À PARIS,
CHEZ LADVOCAT, LIBRAIRE
DE S. A. R. LE DUC DE CHARTRES,
quai voltaire et palais-royal.
MDCCCXXX.
PARIS.—IMPRIMERIE DE COSSON,
rue saint germain-des-prés, nº 9.
INTRODUCTION
DU TROISIÈME VOLUME.
Le public a bien voulu accueillir les Mémoires de Constant avec tout l'intérêt que l'éditeur les avait jugés capables d'exciter. Parmi les plus curieux passages de la première livraison, le spirituel journal du Voyage à Mayence a été traité avec une faveur particulière. L'auteur de ce journal, depuis la publication des deux premiers tomes des Mémoires de Constant, a fait à l'éditeur l'honneur de lui adresser une lettre; et comme cette lettre renferme une juste réclamation, l'éditeur a pensé ne pouvoir mieux y faire droit qu'en la mettant sous les yeux du public.
«Paris, 10 mai 1830.
»Monsieur,
»Je viens de trouver avec étonnement dans les Mémoires de Constant le journal d'un voyage que j'ai fait avec Joséphine.
»Les feuilles que j'écrivais rapidement chaque soir étaient mises en ordre et copiées, dans les villes où nous séjournions, par ma femme de chambre, qui écrivait fort bien; il est probable qu'elle en aura gardé une copie.
»Depuis, j'avais réuni les souvenirs de ce voyage à ceux d'une partie de ma vie; mais je n'étais nullement décidée à les publier.
»Je crois qu'une femme peut amuser son imagination avec sa plume, comme elle exerce ses doigts avec un crayon ou un pinceau; mais je pense qu'elle ne doit jamais mettre le public dans la confidence de ses pensées et de ses sentimens qui ne peuvent intéresser que ses amis et sa famille.
»La publication que vous venez de faire, et surtout le désir de rétablir dans toute sa vérité un fait énoncé par M. Constant en parlant du motif qui m'a fait quitter la cour, me déterminent, Monsieur, à vous envoyer la totalité de ces souvenirs.
»Je vous autorise à les publier, si vous pensez que des faits si peu intéressans, écrits avec si peu de soin, puissent trouver place dans la seconde partie des Mémoires que vous venez de faire paraître.
»Lorsque je voulus donner ma démission, j'écrivis à Joséphine, qui en fut aussi étonnée qu'affligée (si je dois croire ce qu'elle eut la bonté de me dire).
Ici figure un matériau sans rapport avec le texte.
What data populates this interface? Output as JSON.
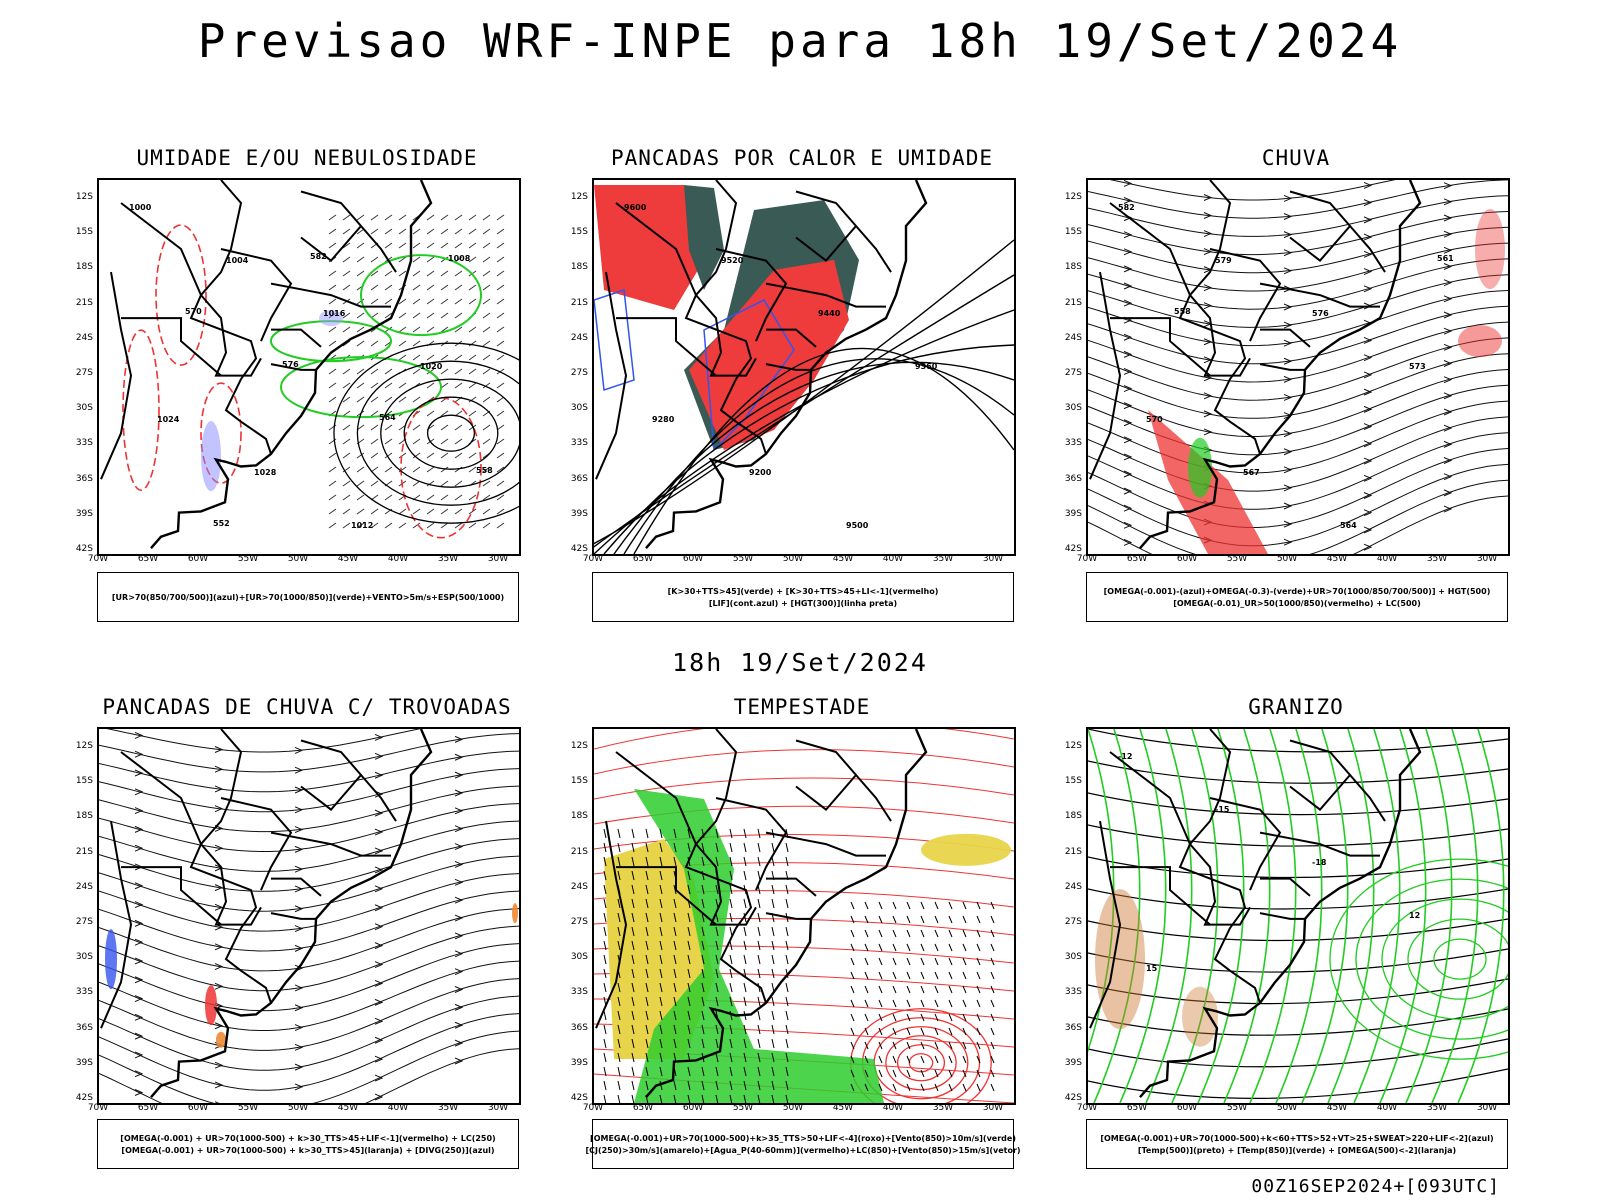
{
  "title": "Previsao WRF-INPE  para 18h 19/Set/2024",
  "subtitle": "18h 19/Set/2024",
  "run_stamp": "00Z16SEP2024+[093UTC]",
  "lat_labels": [
    "12S",
    "15S",
    "18S",
    "21S",
    "24S",
    "27S",
    "30S",
    "33S",
    "36S",
    "39S",
    "42S"
  ],
  "lon_labels": [
    "70W",
    "65W",
    "60W",
    "55W",
    "50W",
    "45W",
    "40W",
    "35W",
    "30W"
  ],
  "panels": [
    {
      "title": "UMIDADE E/OU NEBULOSIDADE",
      "legend": [
        "[UR>70(850/700/500)](azul)+[UR>70(1000/850)](verde)+VENTO>5m/s+ESP(500/1000)"
      ],
      "contour_labels": [
        "1000",
        "1004",
        "1016",
        "1020",
        "1024",
        "1028",
        "1012",
        "1008",
        "570",
        "576",
        "564",
        "558",
        "552",
        "582"
      ]
    },
    {
      "title": "PANCADAS POR CALOR E UMIDADE",
      "legend": [
        "[K>30+TTS>45](verde) + [K>30+TTS>45+LI<-1](vermelho)",
        "[LIF](cont.azul) + [HGT(300)](linha preta)"
      ],
      "contour_labels": [
        "9600",
        "9520",
        "9440",
        "9360",
        "9280",
        "9200",
        "9500"
      ]
    },
    {
      "title": "CHUVA",
      "legend": [
        "[OMEGA(-0.001)-(azul)+OMEGA(-0.3)-(verde)+UR>70(1000/850/700/500)] + HGT(500)",
        "[OMEGA(-0.01)_UR>50(1000/850)(vermelho) + LC(500)"
      ],
      "contour_labels": [
        "582",
        "579",
        "576",
        "573",
        "570",
        "567",
        "564",
        "561",
        "558"
      ]
    },
    {
      "title": "PANCADAS DE CHUVA C/ TROVOADAS",
      "legend": [
        "[OMEGA(-0.001) + UR>70(1000-500) + k>30_TTS>45+LIF<-1](vermelho) + LC(250)",
        "[OMEGA(-0.001) + UR>70(1000-500) + k>30_TTS>45](laranja) + [DIVG(250)](azul)"
      ],
      "contour_labels": []
    },
    {
      "title": "TEMPESTADE",
      "legend": [
        "[OMEGA(-0.001)+UR>70(1000-500)+k>35_TTS>50+LIF<-4](roxo)+[Vento(850)>10m/s](verde)",
        "[CJ(250)>30m/s](amarelo)+[Agua_P(40-60mm)](vermelho)+LC(850)+[Vento(850)>15m/s](vetor)"
      ],
      "contour_labels": []
    },
    {
      "title": "GRANIZO",
      "legend": [
        "[OMEGA(-0.001)+UR>70(1000-500)+k<60+TTS>52+VT>25+SWEAT>220+LIF<-2](azul)",
        "[Temp(500)](preto) + [Temp(850)](verde) + [OMEGA(500)<-2](laranja)"
      ],
      "contour_labels": [
        "-12",
        "-15",
        "-18",
        "12",
        "15"
      ]
    }
  ]
}
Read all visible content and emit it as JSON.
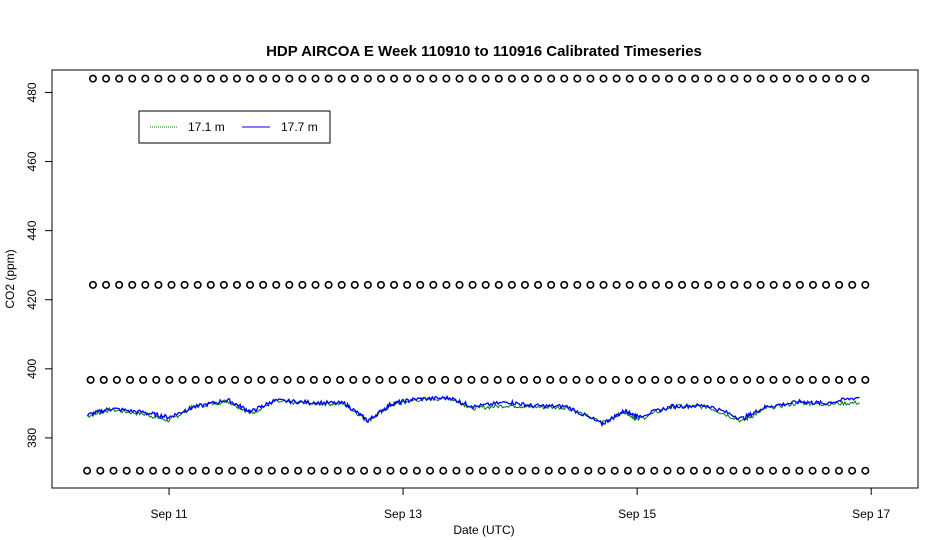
{
  "chart_data": {
    "type": "line",
    "title": "HDP AIRCOA E  Week 110910 to 110916  Calibrated Timeseries",
    "xlabel": "Date (UTC)",
    "ylabel": "CO2 (ppm)",
    "x_unit": "days since Sep 10 00:00 UTC",
    "xlim": [
      0.0,
      7.4
    ],
    "ylim": [
      365.5,
      486.5
    ],
    "x_ticks": [
      {
        "value": 1,
        "label": "Sep 11"
      },
      {
        "value": 3,
        "label": "Sep 13"
      },
      {
        "value": 5,
        "label": "Sep 15"
      },
      {
        "value": 7,
        "label": "Sep 17"
      }
    ],
    "y_ticks": [
      {
        "value": 380,
        "label": "380"
      },
      {
        "value": 400,
        "label": "400"
      },
      {
        "value": 420,
        "label": "420"
      },
      {
        "value": 440,
        "label": "440"
      },
      {
        "value": 460,
        "label": "460"
      },
      {
        "value": 480,
        "label": "480"
      }
    ],
    "legend": {
      "position": "top-left",
      "entries": [
        {
          "label": "17.1 m",
          "color": "#008000"
        },
        {
          "label": "17.7 m",
          "color": "#0000ff"
        }
      ]
    },
    "series": [
      {
        "name": "17.1 m",
        "color": "#008000",
        "x": [
          0.3,
          0.5,
          0.8,
          1.0,
          1.2,
          1.5,
          1.7,
          1.9,
          2.2,
          2.5,
          2.7,
          2.9,
          3.1,
          3.4,
          3.6,
          3.9,
          4.1,
          4.4,
          4.7,
          4.9,
          5.0,
          5.3,
          5.6,
          5.9,
          6.1,
          6.4,
          6.6,
          6.9
        ],
        "values": [
          386.3,
          388.2,
          386.8,
          385.0,
          388.9,
          390.7,
          387.1,
          390.5,
          390.0,
          389.8,
          384.9,
          389.5,
          391.0,
          391.5,
          388.6,
          389.4,
          389.0,
          388.8,
          384.5,
          387.6,
          385.2,
          389.2,
          389.0,
          384.8,
          388.6,
          390.2,
          389.8,
          390.2
        ]
      },
      {
        "name": "17.7 m",
        "color": "#0000ff",
        "x": [
          0.3,
          0.5,
          0.8,
          1.0,
          1.2,
          1.5,
          1.7,
          1.9,
          2.2,
          2.5,
          2.7,
          2.9,
          3.1,
          3.4,
          3.6,
          3.9,
          4.1,
          4.4,
          4.7,
          4.9,
          5.0,
          5.3,
          5.6,
          5.9,
          6.1,
          6.4,
          6.6,
          6.9
        ],
        "values": [
          386.6,
          388.5,
          387.3,
          386.0,
          388.8,
          391.0,
          387.6,
          390.8,
          390.3,
          390.0,
          385.0,
          389.9,
          391.2,
          391.6,
          389.0,
          390.4,
          389.3,
          389.1,
          384.0,
          388.0,
          386.2,
          389.1,
          389.4,
          385.6,
          389.0,
          390.5,
          390.0,
          391.8
        ]
      },
      {
        "name": "",
        "type": "scatter",
        "marker": "open-circle",
        "color": "#000000",
        "x_start": 0.35,
        "x_end": 6.95,
        "count": 60,
        "values_const": 484
      },
      {
        "name": "",
        "type": "scatter",
        "marker": "open-circle",
        "color": "#000000",
        "x_start": 0.35,
        "x_end": 6.95,
        "count": 60,
        "values_const": 424.3
      },
      {
        "name": "",
        "type": "scatter",
        "marker": "open-circle",
        "color": "#000000",
        "x_start": 0.33,
        "x_end": 6.95,
        "count": 60,
        "values_const": 396.8
      },
      {
        "name": "",
        "type": "scatter",
        "marker": "open-circle",
        "color": "#000000",
        "x_start": 0.3,
        "x_end": 6.95,
        "count": 60,
        "values_const": 370.5
      }
    ]
  }
}
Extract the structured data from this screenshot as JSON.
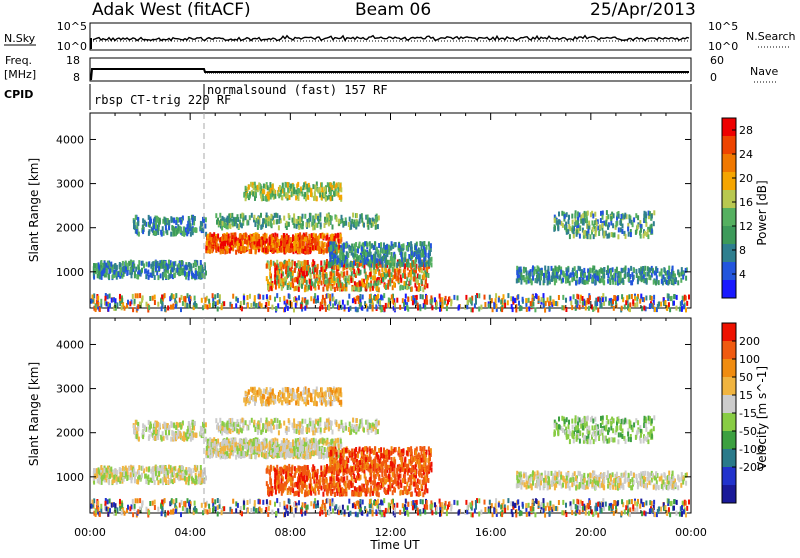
{
  "header": {
    "station": "Adak West (fitACF)",
    "beam": "Beam 06",
    "date": "25/Apr/2013"
  },
  "strip_panels": {
    "nsky_label": "N.Sky",
    "nsky_ticks": [
      "10^5",
      "10^0"
    ],
    "nsearch_label": "N.Search",
    "nsearch_ticks": [
      "10^5",
      "10^0"
    ],
    "freq_label": "Freq.",
    "freq_unit": "[MHz]",
    "freq_ticks": [
      "18",
      "8"
    ],
    "nave_label": "Nave",
    "nave_ticks": [
      "60",
      "0"
    ],
    "cpid_label": "CPID",
    "cpid_segments": [
      {
        "label": "rbsp CT-trig 220 RF",
        "start_hour": 0.0
      },
      {
        "label": "normalsound (fast) 157 RF",
        "start_hour": 4.6
      }
    ]
  },
  "colors": {
    "power_scale": [
      "#1a1aff",
      "#2255dd",
      "#2f7f8f",
      "#3d9a5a",
      "#55b060",
      "#b8c850",
      "#f5a500",
      "#f07800",
      "#ee4400",
      "#ee0000"
    ],
    "velocity_scale": [
      "#1a1a99",
      "#2233cc",
      "#2a7a8a",
      "#3ca040",
      "#88cc44",
      "#cccccc",
      "#f0b440",
      "#f08c10",
      "#f05a10",
      "#ee1100"
    ]
  },
  "chart_data": [
    {
      "type": "heatmap",
      "name": "power",
      "xlabel": "Time UT",
      "ylabel": "Slant Range [km]",
      "xlim": [
        0,
        24
      ],
      "ylim": [
        180,
        4600
      ],
      "x_ticks": [
        "00:00",
        "04:00",
        "08:00",
        "12:00",
        "16:00",
        "20:00",
        "00:00"
      ],
      "y_ticks": [
        1000,
        2000,
        3000,
        4000
      ],
      "colorbar_label": "Power [dB]",
      "colorbar_ticks": [
        4,
        8,
        12,
        16,
        20,
        24,
        28
      ],
      "colorbar_range": [
        0,
        30
      ]
    },
    {
      "type": "heatmap",
      "name": "velocity",
      "xlabel": "Time UT",
      "ylabel": "Slant Range [km]",
      "xlim": [
        0,
        24
      ],
      "ylim": [
        180,
        4600
      ],
      "x_ticks": [
        "00:00",
        "04:00",
        "08:00",
        "12:00",
        "16:00",
        "20:00",
        "00:00"
      ],
      "y_ticks": [
        1000,
        2000,
        3000,
        4000
      ],
      "colorbar_label": "Velocity [m s^-1]",
      "colorbar_ticks": [
        200,
        100,
        50,
        15,
        -15,
        -50,
        -100,
        -200
      ]
    }
  ]
}
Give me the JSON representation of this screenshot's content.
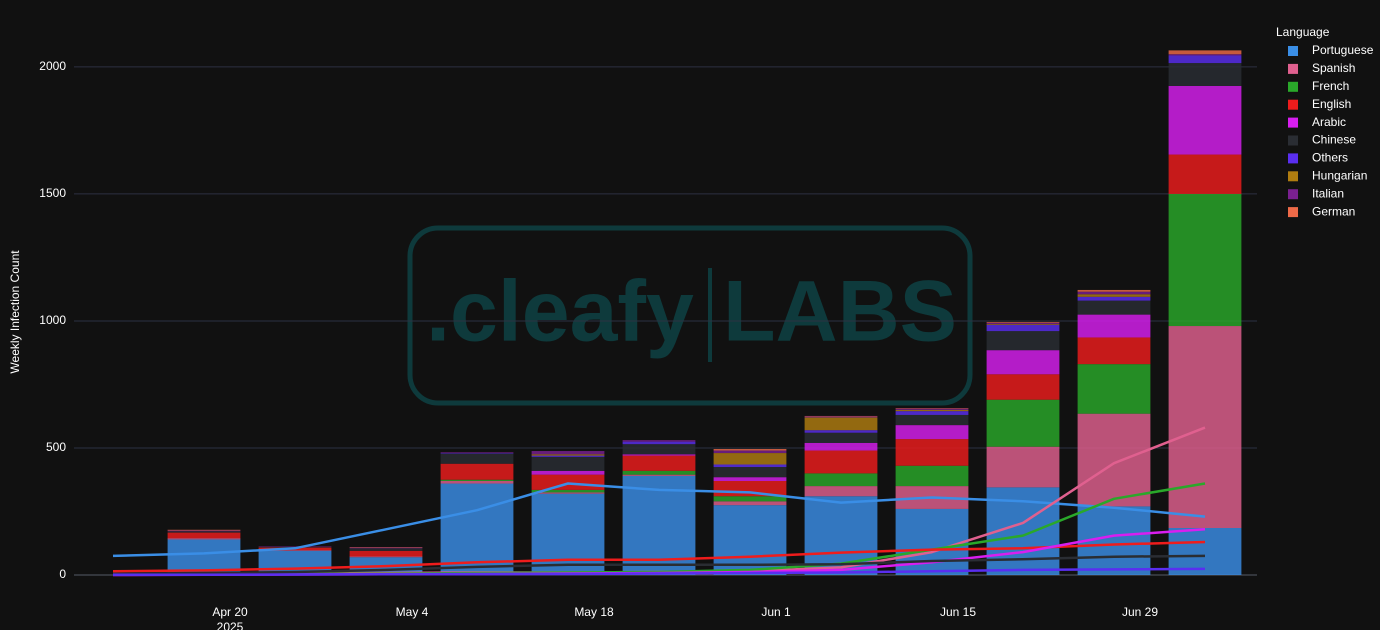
{
  "chart_data": {
    "type": "bar",
    "watermark": {
      "left": ".cleafy",
      "right": "LABS"
    },
    "y_label": "Weekly Infection Count",
    "legend_title": "Language",
    "legend_position": "right",
    "grid": true,
    "x": [
      "2025-04-11",
      "2025-04-18",
      "2025-04-25",
      "2025-05-02",
      "2025-05-09",
      "2025-05-16",
      "2025-05-23",
      "2025-05-30",
      "2025-06-06",
      "2025-06-13",
      "2025-06-20",
      "2025-06-27",
      "2025-07-04"
    ],
    "xlim": [
      "2025-04-08",
      "2025-07-08"
    ],
    "xticks": [
      {
        "value": "2025-04-20",
        "label": "Apr 20"
      },
      {
        "value": "2025-05-04",
        "label": "May 4"
      },
      {
        "value": "2025-05-18",
        "label": "May 18"
      },
      {
        "value": "2025-06-01",
        "label": "Jun 1"
      },
      {
        "value": "2025-06-15",
        "label": "Jun 15"
      },
      {
        "value": "2025-06-29",
        "label": "Jun 29"
      }
    ],
    "xtick_year": "2025",
    "ylim": [
      0,
      2220
    ],
    "yticks": [
      0,
      500,
      1000,
      1500,
      2000
    ],
    "series": [
      {
        "name": "Portuguese",
        "color": "#3a8ee6",
        "values": [
          0,
          140,
          95,
          70,
          360,
          320,
          390,
          275,
          310,
          260,
          345,
          270,
          185
        ],
        "trend": [
          75,
          85,
          105,
          180,
          255,
          360,
          335,
          325,
          285,
          305,
          290,
          265,
          230
        ]
      },
      {
        "name": "Spanish",
        "color": "#e0608f",
        "values": [
          0,
          5,
          3,
          3,
          10,
          5,
          5,
          15,
          40,
          90,
          160,
          365,
          795
        ],
        "trend": [
          2,
          3,
          5,
          8,
          10,
          10,
          12,
          15,
          30,
          90,
          205,
          440,
          580
        ]
      },
      {
        "name": "French",
        "color": "#2aa82a",
        "values": [
          0,
          0,
          0,
          0,
          5,
          10,
          15,
          20,
          50,
          80,
          185,
          195,
          520
        ],
        "trend": [
          2,
          3,
          4,
          5,
          8,
          10,
          12,
          20,
          45,
          100,
          155,
          300,
          360
        ]
      },
      {
        "name": "English",
        "color": "#ee1c1c",
        "values": [
          0,
          22,
          10,
          22,
          63,
          60,
          60,
          60,
          90,
          105,
          100,
          105,
          155
        ],
        "trend": [
          15,
          18,
          25,
          35,
          50,
          60,
          60,
          72,
          88,
          100,
          105,
          120,
          130
        ]
      },
      {
        "name": "Arabic",
        "color": "#d81ef0",
        "values": [
          0,
          0,
          0,
          0,
          0,
          15,
          5,
          15,
          30,
          55,
          95,
          90,
          270
        ],
        "trend": [
          0,
          1,
          2,
          3,
          4,
          6,
          8,
          12,
          20,
          50,
          90,
          155,
          180
        ]
      },
      {
        "name": "Chinese",
        "color": "#2a2d33",
        "values": [
          0,
          5,
          3,
          10,
          40,
          55,
          40,
          40,
          40,
          40,
          75,
          55,
          90
        ],
        "trend": [
          5,
          8,
          12,
          20,
          32,
          40,
          40,
          40,
          42,
          55,
          62,
          72,
          75
        ]
      },
      {
        "name": "Others",
        "color": "#5a2ef0",
        "values": [
          0,
          0,
          0,
          0,
          2,
          5,
          10,
          10,
          10,
          15,
          25,
          15,
          30
        ],
        "trend": [
          1,
          1,
          2,
          3,
          3,
          4,
          6,
          8,
          10,
          15,
          20,
          22,
          24
        ]
      },
      {
        "name": "Hungarian",
        "color": "#b07d10",
        "values": [
          0,
          0,
          0,
          0,
          0,
          5,
          0,
          45,
          50,
          5,
          3,
          10,
          0
        ]
      },
      {
        "name": "Italian",
        "color": "#7a2090",
        "values": [
          0,
          3,
          2,
          3,
          3,
          13,
          6,
          10,
          4,
          5,
          5,
          10,
          5
        ]
      },
      {
        "name": "German",
        "color": "#ee6a48",
        "values": [
          0,
          3,
          0,
          2,
          0,
          0,
          0,
          6,
          2,
          2,
          3,
          7,
          15
        ]
      }
    ]
  }
}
Aussitôt ma lettre reçue, elle m'envoya chercher par le général Fouller pour m'assurer qu'elle ne voulait pas l'accepter. Plus de quinze jours s'écoulèrent entre celui où ma démission fut donnée et le moment où elle fut acceptée par l'empereur.
»J'ignore si c'est dans l'instant qu'il l'accepta qu'il eut connaissance de ce journal; mais l'expression de congé, employée par l'auteur des Mémoires qui viennent de paraître chez vous, n'en est pas moins inexacte.
»Au reste, j'y attache bien peu d'importance, et je ne rectifie ce fait qu'à cause de cette inexactitude.»
»Recevez, Monsieur, l'assurance de
ma parfaite considération,
La Baronne de V*****.»
L'éditeur sent combien il a de grâces à rendre à madame la baronne de *** pour l'autorisation qu'elle a consenti à lui donner d'associer aux souvenirs de Constant ceux d'une des premières dames du palais de l'impératrice Joséphine. Ces deux publications ainsi faites ensemble ont paru à l'éditeur de nature à se prêter réciproquement du relief. Toutefois, ce n'est point parce qu'il lui aurait semblé piquant de mettre en regard l'une des époques différentes, deux voyages en Angleterre. Elle a vu la cour du prince de Galles, et une régence qui ne manquait pas, sous le rapport des mœurs, de points de comparaison avec la joyeuse régence du duc d'Orléans. Enfin, pendant son second séjour à Londres, madame la baronne *** y a vu tous les scandales du procès et de la mort de la reine Caroline.
Ce simple énoncé suffira sans doute pour mettre le lecteur à même de juger de l'intérêt qu'il doit s'attendre à rencontrer dans les souvenirs de madame la baronne ***.